Given the disastrous depreciation of the rupee over the past 65 years, and the loot of wealth from the poorest of the poor who can't afford to inflation-proof their savings, it is crucial that policies be created to stem the rot.

Chris Lingle is a good friend of mine (met him both in India and later in Melbourne), and teaches economics at Universidad Francisco Marroquin in Guatemala. He is in India at the moment and I'd encourage the FTI project team to hold intensive discussions with him to clarify their questions and develop sound money principles for India.

I'm copying his recent article for Spontaneous Order:

INDIA BIGGEST BENEFICIARY FROM RETURN TO GOLD STANDARD?

According to data from the World Bank, India’s GDP is about $1.7 trillion or 2.79% of the world economy, making it the 11th largest economy when calculated at market exchange rates.

Data from the World Gold Council (WGC) indicate that Indians are the largest holder of gold with about 18,000 tonnes or about 11% of the entire global stock of gold. At current prices this is about $1.05 trillion or more than 90% of deposits in bank, 90% of market capitalization, more than 350% of forex reserves,more than 320% of forex debt & about 61% of GDP.

Instituting a classical gold standard whereby gold is money & money is gold would vault India to the top tier of global economies without waiting for  politicians that allow their own partisan party issues get in the way of implementing economic reform.

Since the RBI has just under 600 tonnes of gold, about 9.2% of global total held by central banks, individual Indian citizens would be biggest beneficiaries rather than the RBI or the government. (A recent article in Mint pointed out that gold has gone up every year for last 11 years, provided a hedge against rupee depreciation, & outperformed inflation, equities & fixed income investments.)

Once Richard Nixon removed the link of the dollar to gold in 1971, no government in the world faces an explicit constraint on monetary issue, something that has NO precedence in all of recorded history. In turn, the lack of a commodity (gold) standard ended the use of money as a safe store of value, making savings always vulnerable to confiscation due to rising prices.

Under a gold standard, interest rates, bond prices & consumer prices tend to be more stable. It is hard to imagine that things would have been worse than the sorry track record of fiat money & central banks. But how do we get there from here…?

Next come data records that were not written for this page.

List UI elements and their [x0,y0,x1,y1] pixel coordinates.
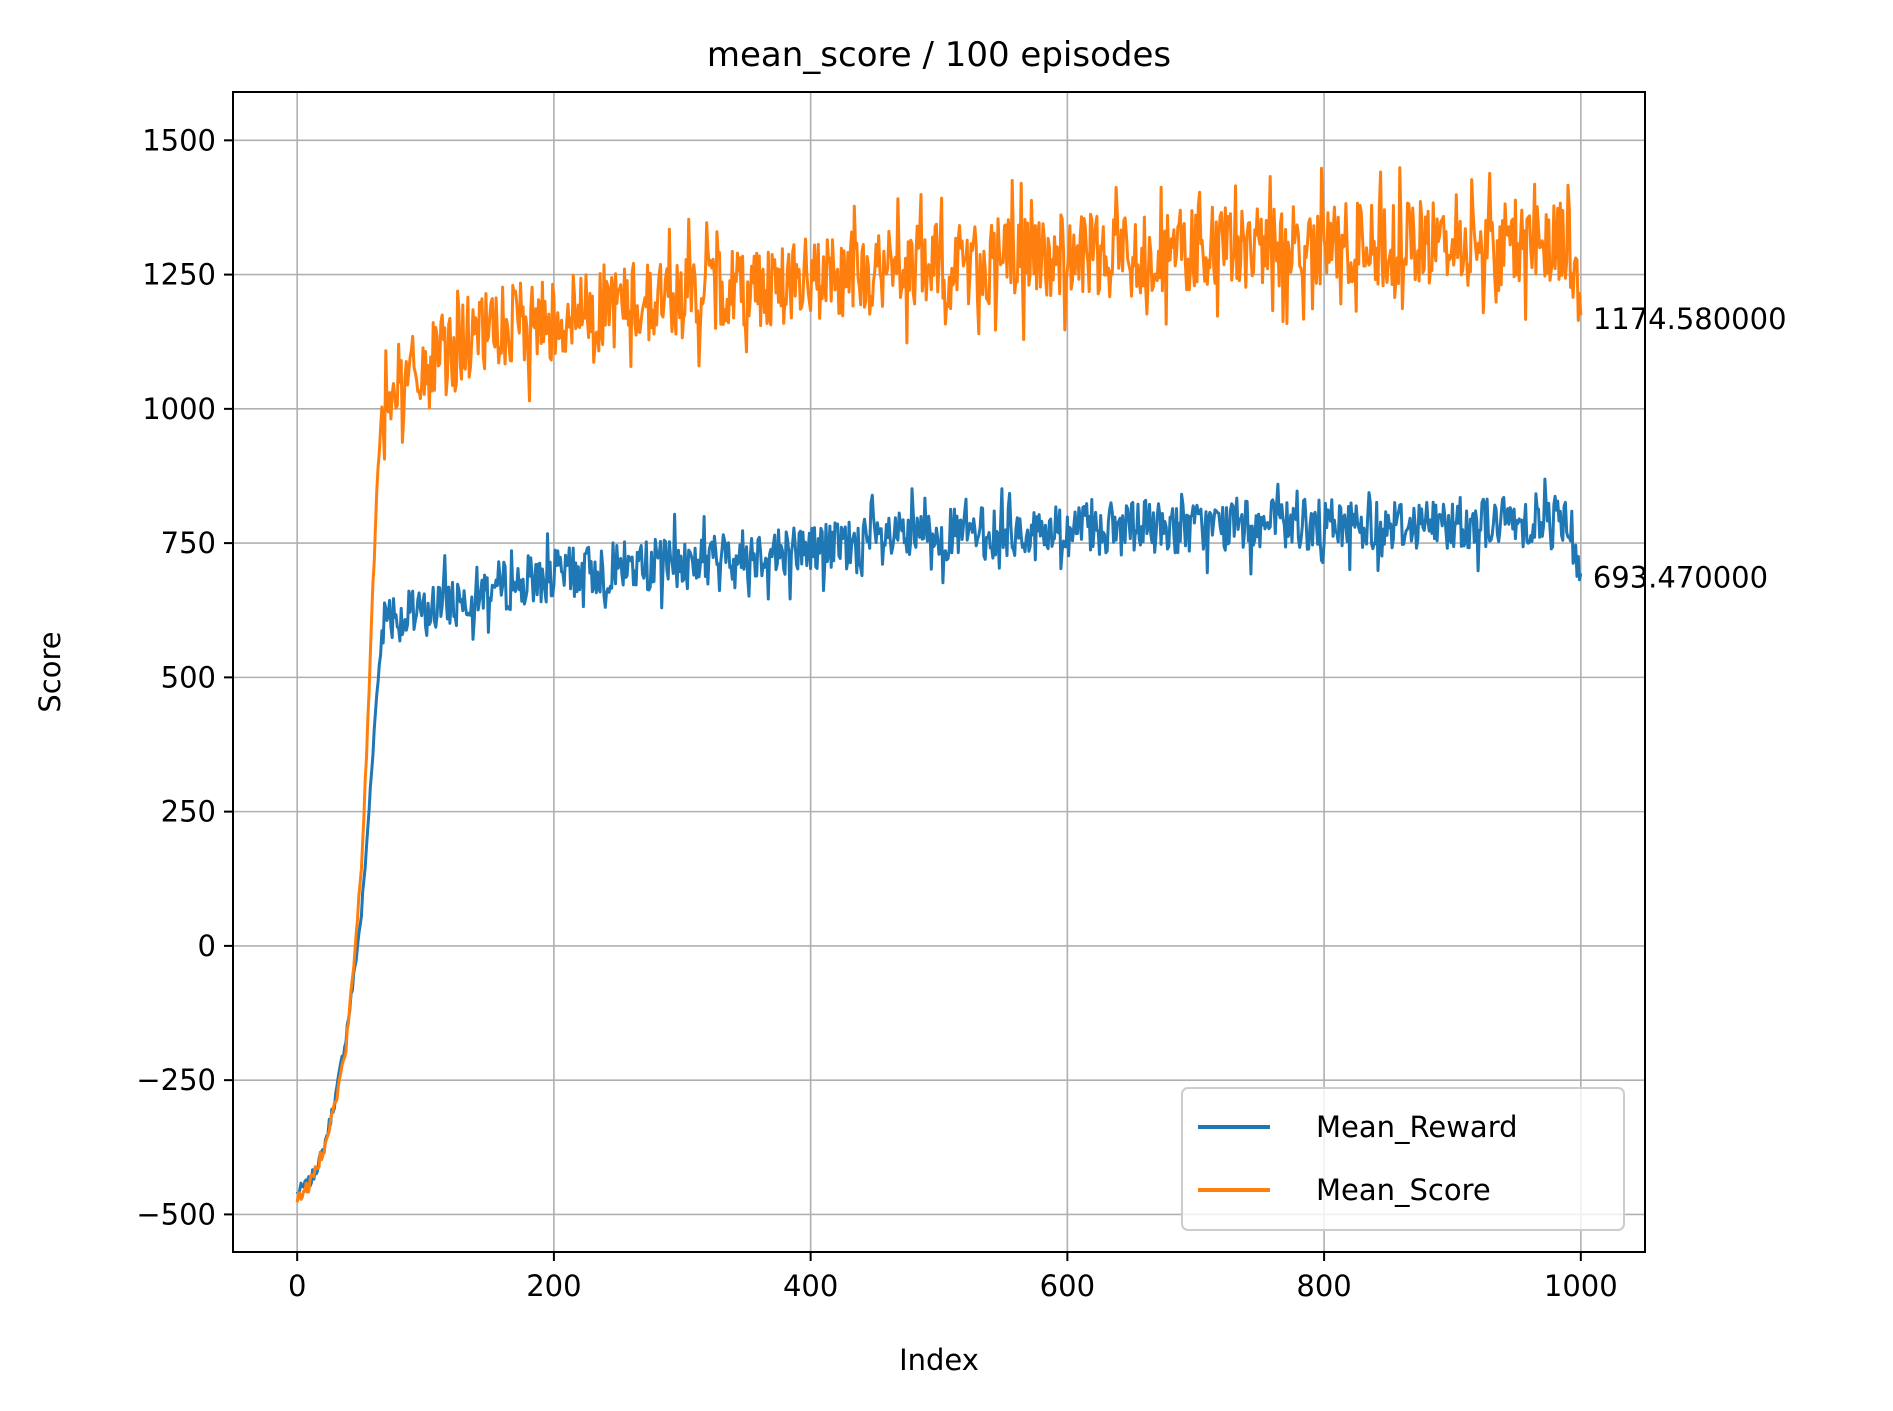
y-tick-label: 1500 [142,123,216,157]
end-label-mean-score: 1174.580000 [1593,302,1787,336]
y-tick-label: 500 [161,660,216,694]
chart-title: mean_score / 100 episodes [707,35,1171,75]
y-tick-label: −500 [136,1197,216,1231]
series-lines [295,166,1583,1203]
x-tick-label: 800 [1296,1269,1351,1303]
end-label-mean-reward: 693.470000 [1593,560,1768,594]
x-tick-label: 600 [1040,1269,1095,1303]
y-tick-label: 750 [161,526,216,560]
end-value-labels: 693.470000 1174.580000 [1593,302,1787,594]
y-tick-label: 1250 [142,258,216,292]
x-tick-label: 200 [526,1269,581,1303]
legend-box [1181,1087,1625,1231]
axes-frame [232,91,1646,1253]
legend: Mean_Reward Mean_Score [1181,1087,1625,1231]
legend-label-mean-reward: Mean_Reward [1316,1110,1518,1144]
x-tick-label: 0 [288,1269,306,1303]
axis-ticks: 0 200 400 600 800 1000 −500 −250 0 250 500 750 1000 1… [136,123,1617,1303]
series-line-mean-score [295,166,1583,1203]
x-tick-label: 400 [783,1269,838,1303]
y-axis-label: Score [33,631,67,712]
legend-label-mean-score: Mean_Score [1316,1173,1491,1207]
y-tick-label: 0 [198,929,216,963]
x-axis-label: Index [899,1343,979,1377]
y-tick-label: 250 [161,795,216,829]
y-tick-label: 1000 [142,392,216,426]
series-line-mean-reward [295,477,1583,1196]
x-tick-label: 1000 [1544,1269,1618,1303]
y-tick-label: −250 [136,1063,216,1097]
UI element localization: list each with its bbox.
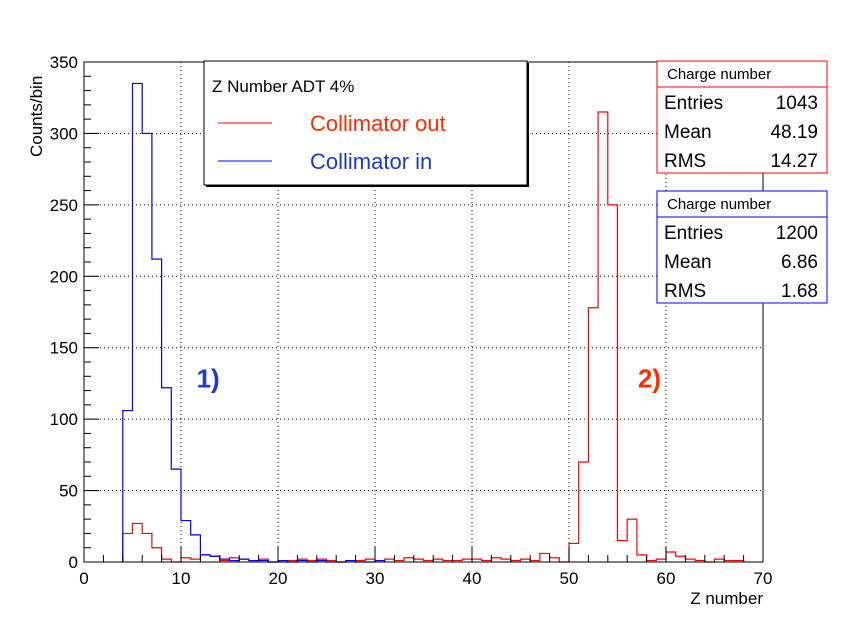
stat-box-collimator-out: Charge number Entries 1043 Mean 48.19 RM… — [656, 60, 828, 174]
legend-shadow-bottom — [206, 185, 529, 187]
stat-label-rms: RMS — [664, 151, 706, 172]
legend: Z Number ADT 4% Collimator out Collimato… — [203, 60, 529, 187]
stat-label-entries: Entries — [664, 223, 723, 244]
stat-label-rms: RMS — [664, 281, 706, 302]
x-axis-label: Z number — [690, 589, 763, 608]
legend-label-collimator-out: Collimator out — [310, 111, 446, 136]
y-tick-label: 250 — [50, 196, 78, 215]
x-tick-label: 30 — [366, 569, 385, 588]
stat-value-mean: 6.86 — [781, 252, 818, 273]
x-tick-label: 40 — [463, 569, 482, 588]
y-axis-label: Counts/bin — [27, 76, 46, 157]
stat-label-mean: Mean — [664, 252, 712, 273]
x-tick-label: 20 — [269, 569, 288, 588]
y-tick-label: 150 — [50, 339, 78, 358]
stat-box-title: Charge number — [667, 196, 771, 213]
y-tick-label: 300 — [50, 124, 78, 143]
stat-box-title: Charge number — [667, 66, 771, 83]
y-tick-label: 200 — [50, 267, 78, 286]
annotation-label-1: 1) — [197, 364, 220, 394]
stat-label-entries: Entries — [664, 93, 723, 114]
x-tick-label: 10 — [172, 569, 191, 588]
stat-value-rms: 1.68 — [781, 281, 818, 302]
legend-label-collimator-in: Collimator in — [310, 149, 432, 174]
x-tick-label: 70 — [754, 569, 773, 588]
y-tick-label: 350 — [50, 53, 78, 72]
x-tick-label: 0 — [79, 569, 88, 588]
stat-value-rms: 14.27 — [770, 151, 818, 172]
annotations: 1) 2) — [197, 364, 661, 394]
stat-value-mean: 48.19 — [770, 122, 818, 143]
stat-value-entries: 1200 — [776, 223, 818, 244]
stat-label-mean: Mean — [664, 122, 712, 143]
y-tick-label: 100 — [50, 410, 78, 429]
x-tick-label: 60 — [657, 569, 676, 588]
axis-ticks: 0 10 20 30 40 50 60 70 0 50 100 150 200 250 300 350 — [50, 53, 773, 588]
stat-value-entries: 1043 — [776, 93, 818, 114]
x-tick-label: 50 — [560, 569, 579, 588]
legend-shadow-right — [527, 63, 529, 187]
legend-title: Z Number ADT 4% — [212, 77, 354, 96]
annotation-label-2: 2) — [638, 364, 661, 394]
y-tick-label: 50 — [59, 482, 78, 501]
stat-box-collimator-in: Charge number Entries 1200 Mean 6.86 RMS… — [656, 190, 828, 304]
y-tick-label: 0 — [69, 553, 78, 572]
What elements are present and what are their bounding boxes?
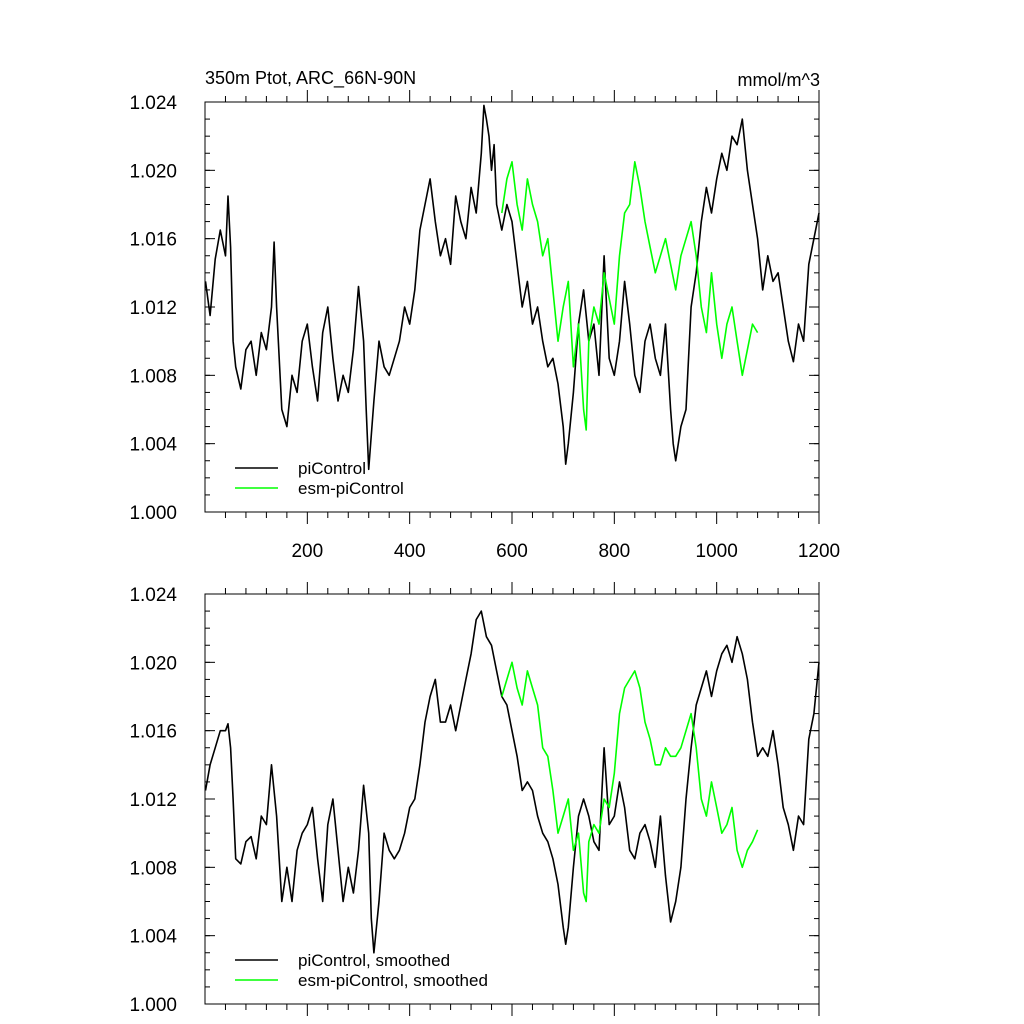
y-tick-label: 1.016 <box>129 230 177 251</box>
y-tick-label: 1.000 <box>129 503 177 524</box>
x-tick-label: 800 <box>598 541 630 562</box>
y-tick-label: 1.008 <box>129 858 177 879</box>
series-line-esm-picontrol <box>501 161 759 431</box>
y-tick-label: 1.016 <box>129 722 177 743</box>
bottom-plot-area: 1.000 1.004 1.008 1.012 1.016 1.020 1.024 piCon… <box>129 582 820 1016</box>
y-tick-label: 1.004 <box>129 435 177 456</box>
legend-label: piControl <box>298 459 366 478</box>
chart-title: 350m Ptot, ARC_66N-90N <box>205 68 416 89</box>
y-tick-label: 1.024 <box>129 585 177 606</box>
legend-label: piControl, smoothed <box>298 951 450 970</box>
series-line-esm-picontrol <box>501 661 759 903</box>
top-plot-area: 1.000 1.004 1.008 1.012 1.016 1.020 1.024 200 40… <box>129 90 840 562</box>
y-tick-label: 1.012 <box>129 298 177 319</box>
x-tick-label: 1200 <box>798 541 840 562</box>
x-tick-label: 1000 <box>696 541 738 562</box>
x-tick-label: 200 <box>291 541 323 562</box>
y-tick-label: 1.024 <box>129 93 177 114</box>
bottom-panel: 1.000 1.004 1.008 1.012 1.016 1.020 1.024 piCon… <box>129 582 820 1016</box>
y-tick-label: 1.008 <box>129 366 177 387</box>
bottom-plot-frame <box>204 593 820 1005</box>
units-label: mmol/m^3 <box>738 70 820 90</box>
top-plot-frame <box>204 101 820 513</box>
x-tick-label: 400 <box>394 541 426 562</box>
series-line-picontrol <box>204 610 820 954</box>
y-tick-label: 1.020 <box>129 161 177 182</box>
y-tick-label: 1.000 <box>129 995 177 1016</box>
top-panel: 350m Ptot, ARC_66N-90N mmol/m^3 1.0001.0… <box>129 68 840 562</box>
series-line-picontrol <box>204 104 820 471</box>
y-tick-label: 1.020 <box>129 653 177 674</box>
y-tick-label: 1.004 <box>129 927 177 948</box>
legend-label: esm-piControl, smoothed <box>298 971 488 990</box>
y-tick-label: 1.012 <box>129 790 177 811</box>
legend-label: esm-piControl <box>298 479 404 498</box>
x-tick-label: 600 <box>496 541 528 562</box>
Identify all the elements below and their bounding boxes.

Transitioning to a gold (commodity) standard:

Several options exist. First, there could be a centralized move based on “experts” that would act as central planners but would likely lead to failure for all the reasons that central planning fails.Trying to target (peg) the gold price will work no better than central bankers ability to manage the quantity of money supply or keeping prices stable. And a peg would require that central banks must buy or sell unlimited quantities of gold at the fixed price that would have disastrous consequences after decades of irresponsible monetary pumping.

A better start would be to repeal laws “legal tender” laws as well as those that nullify gold clauses in private contracts & a requirement that governments only issue bonds denominated in gold. Taxes on “capital gains” in gold & silver should be repealed. And every government mint should offer “seignorage-free” coinage of gold & silver so citizens could trade metal for freshly-minted coins.

No monetary system works perfectly & implementing a gold standard will not be, ahem, a “silver bullet” solution. But it turns out the criticisms of the historic experience with commodity standards has been rewritten, but largely ignored. And it should be noted that the most strident opponents of a gold standard are strong supporters of the “welfare state” knowing it would be undermined by limits that “hard money” would put on issuance of paper money.